Offended as I am by the Ocean’s franchise’s suggestion that women are only eight-elevenths as interesting as men, Ocean’s Eight turns out to be breezy summer fun, a larkish and adroit heist movie with some well-executed tweaks to a formula that had gone a bit stale in Ocean’s Thirteen. In other words, no, this isn’t a Lady Ghostbusters–style failure.
The elaborate swindle takes place at the Met Gala, the annual fancy-dress party that takes place each May. It’s a brilliant setting — visually dazzling, bathed in mystique, full of characters from snooty European aristos to Katie Holmes — and the impossibly complicated theft is smartly imagined, if hard to believe. (Wouldn’t priceless jewelry have a tracking device built in? I mean, my iPhone has one.) Career grifter Debbie Ocean (Sandra Bullock) perfected every detail of the robbery during a five-year prison term during which, alas, her brother Danny died. (I’ll believe it when I see the body; I was expecting a post-credits sequence, but there isn’t one.)
Debbie’s old partner in small-time scams, a biker chick named Lou (Cate Blanchett), would prefer to stay clear of trouble, but then she hears about the prize: a $150 million Cartier diamond necklace that will be worn to the gala by the arrogant but self-doubting movie star Daphne (Anne Hathaway). A wacky Irish fashion designer (Helena Bonham Carter), a Caribbean hacker (Rihanna), a professional diamond appraiser (Mindy Kaling), a fence (Sarah Paulson), and a street-scam artist (Awkwafina) are easily persuaded to join the squad.
Hathaway is surprisingly funny, recreating the mood rollercoaster of a pampered celebrity. Bullock is reliably likeable as always, Rihanna is cool, and Bonham Carter’s wide-eyed nervousness is amusing. The ever-brittle Blanchett, who in her lengthy career has never once, even for a single scene, let anyone forget that she’s acting, dammit, is only mildly irritating in this movie, not spectacularly so. As is often the case, she makes a meal of her accent, which this time seems to be cribbed from a movie about a 1970s cab driver. I have no idea why she made that choice, unless it’s supposed to remind us that she’s acting, dammit.

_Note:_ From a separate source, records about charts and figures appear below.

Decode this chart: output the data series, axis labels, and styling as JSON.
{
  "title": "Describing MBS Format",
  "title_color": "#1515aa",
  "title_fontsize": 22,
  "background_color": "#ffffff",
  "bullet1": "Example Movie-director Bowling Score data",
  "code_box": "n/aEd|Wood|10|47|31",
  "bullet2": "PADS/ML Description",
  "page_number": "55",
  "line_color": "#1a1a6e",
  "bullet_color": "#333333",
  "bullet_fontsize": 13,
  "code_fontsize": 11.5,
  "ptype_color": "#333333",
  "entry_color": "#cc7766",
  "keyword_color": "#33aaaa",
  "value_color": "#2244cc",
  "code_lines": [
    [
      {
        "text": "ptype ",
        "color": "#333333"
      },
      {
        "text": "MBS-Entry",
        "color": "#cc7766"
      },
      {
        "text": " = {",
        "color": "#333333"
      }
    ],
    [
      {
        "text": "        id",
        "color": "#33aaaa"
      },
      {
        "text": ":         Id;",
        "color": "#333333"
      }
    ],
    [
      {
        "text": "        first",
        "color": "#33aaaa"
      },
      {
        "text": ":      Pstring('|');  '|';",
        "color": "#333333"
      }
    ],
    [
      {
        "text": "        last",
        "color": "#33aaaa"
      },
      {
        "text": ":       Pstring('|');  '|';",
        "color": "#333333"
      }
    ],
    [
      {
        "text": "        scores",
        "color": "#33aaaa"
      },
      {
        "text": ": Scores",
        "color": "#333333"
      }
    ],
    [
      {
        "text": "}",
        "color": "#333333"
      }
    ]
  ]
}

Ocean’s Eight turns out to be breezy summer fun, a larkish and adroit heist movie with some well-executed tweaks to a formula that had gone a bit stale in Ocean’s Thirteen.
Blanchett’s Lou flirts (a bit painfully) with Debbie, but Debbie dates men, such as the pretentious artist (Richard Armitage) who flipped on her when they were both arrested five years ago and whom, consequently, Debbie is scheming to send to prison in revenge. This is a job within a job that complicates matters considerably, and is very much a sign of unforgivable indiscipline on Debbie’s part, but then again history rewards the bold. At least the history of heist movies does. “What did you think we were, a bunch of pu****s?” Lou asks. As when women accuse men of being “douchebags,” or Samantha Bee calls Ivanka Trump a “c**t,” I find this all a bit confusing. Female empowerment somehow increases by using words associated with being female in a derogatory way?
No need to worry that Ocean’s Eight might be as hectoring, strident, overbearing, and progressive as Bee, though. There’s exactly one line in the script that sounds like it came from Bee, or an enduringly petulant Jezebel contributor, and it’s also the clunkiest one. “A him gets noticed,” Debbie Ocean declares. “A her gets ignored. For once, we want to be ignored.” Women get ignored? At the Met Gala? Where any men who bother to show up look sheepish and interchangeable in their nearly identical clothing? Women may be ignored in some settings, but red carpets are not one of them. Moreover, the line is completely out of character for Debbie, who in every other scene is totally in command, without a whiny or self-pitying bone in her body. You can feel the director, Gary Ross, straining to ingratiate himself with feminist critics who crave empowerment themes but at the same time are unsatisfied unless reminded that women are perpetual victims. This is Ross saying, “I’m with you, my sisters! Now back to the movie.”
Women (much like men) go to this kind of film for escape, not vapid sloganeering. If that line illustrates exactly how not to write for a blockbuster, though, a later scene undermines it beautifully. “Somewhere out there is an eight-year-old girl lying in bed, dreaming of being a criminal. Let’s do it for her,” Debbie tells her team. Samantha Bee should take note: If you want to make a point, try being funny instead of huffy.